There are several reasons a patient may need a skin graft:
- Areas where there has been infection that caused a large amount of skin loss
- Cosmetic reasons or reconstructive surgeries where there has been skin damage or skin loss
- Skin cancer surgery
- Surgeries that need skin grafts to heal
- Venous ulcers, pressure ulcers, or diabetic ulcers that do not heal
- Very large wounds
- When the surgeon is unable to close a wound with stitches only
The surgery is done while you are under general anesthesia so that you are unaware of the pain. The surgeon removes healthy skin from a donor site on your own body. Two layers are taken, the epidermis and the dermis (you will be unconscious and will not feel pain). Skin grafts are associated with burns and therefore can be used to alleviate severe pain.

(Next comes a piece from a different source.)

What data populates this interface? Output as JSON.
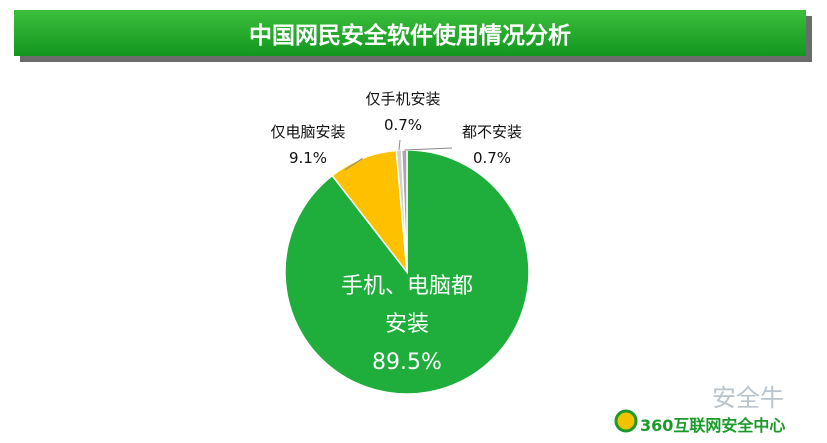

The donor site varies depending on patients, but physicians make every effort to remove the donor skin from an area that is not easily seen, such as those covered by clothes, the inner thighs or buttocks.
The graft is carefully spread on the bare area where it is being transplanted. It is held in place either by gentle pressure from a well-padded dressing that covers it, or by staples or a few small stitches. The donor-site area is covered with a sterile dressing for three to five days.
People with deeper tissue loss may need a full-thickness skin graft. This requires an entire thickness of skin from the donor site, not just the top two layers.
A full-thickness skin graft is a more complicated procedure. The flap of skin from the donor site includes the muscles and blood supply. It is transplanted to the area of the graft. Common donor sites for full-thickness skin grafts include the chest wall, back, or abdominal wall.
A skin graft is used to permanently replace damaged or missing skin or to provide a temporary wound covering. This covering is necessary because the skin protects the body from fluid loss, aids in temperature regulation, and helps prevent disease-causing bacteria or viruses from entering the body.